Sydney Sweeney has found her co-star for Edith Wharton’s social-climbing saga, and it’s a good one: Leo Woodall is in. Yes, the breakout from The White Lotus season 2 and Netflix’s One Day is joining Sweeney in The Custom of the Country, a tragicomedy take on Wharton’s 1913 novel.
What they’re making
The film centers on Undine Spragg, a young woman from the Midwest who hits early 1900s New York with one mission: move up. Undine works every angle she can — beauty, grit, pure ambition — to pry open the doors of high society. Old-money gatekeepers push back, obviously, but she keeps pressing until her luck flips. It’s sharp, messy, and tailor-made for actors who can play charm and ruthlessness in the same scene.
Who’s behind it
Josie Rourke adapted the script from Wharton’s novel and will direct. Studiocanal and Rabbit’s Foot Films are partnering on the feature. Producing duties are split among Monumental Pictures, Studiocanal, Charles Finch, and Sweeney herself — which fits, because this character is the kind of lightning-rod lead you want to build a movie around.

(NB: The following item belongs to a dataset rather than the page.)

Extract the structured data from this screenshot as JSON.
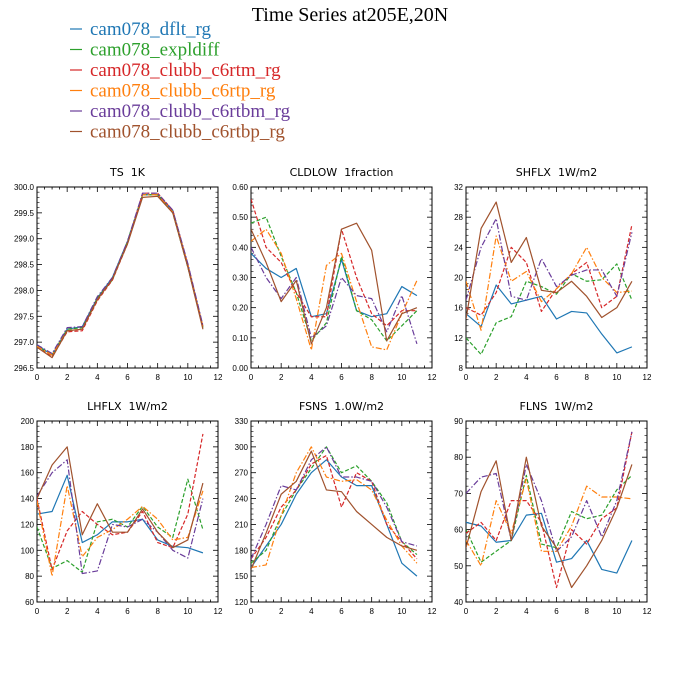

Beyond Sweeney and Woodall, the rest of the cast is still under wraps. Casting director Nina Gold is in the middle of filling out the ensemble, and that usually means interesting choices are coming.
Studiocanal is financing the movie solo and will handle the theatrical rollout across its territories, including the UK, France, Germany, Australia, New Zealand, Poland, and Benelux. No release date yet — file it under developing, with the pieces clicking into place.
- Cast so far: Sydney Sweeney, Leo Woodall
- Writer-director: Josie Rourke
- Producers: Monumental Pictures, Studiocanal, Charles Finch, Sydney Sweeney
- Partners: Studiocanal and Rabbit’s Foot Films
- Casting: Nina Gold
- Financing/Distribution: Studiocanal (UK, France, Germany, Australia, New Zealand, Poland, Benelux)
- Source material: Edith Wharton’s 1913 novel The Custom of the Country
- Tone/genre: Tragicomedy set in early 20th-century New York
- Release date: TBA
Woodall opposite Sweeney in this particular story feels like smart, slightly dangerous casting — exactly what you want for Undine Spragg’s world of pretty surfaces and sharp elbows.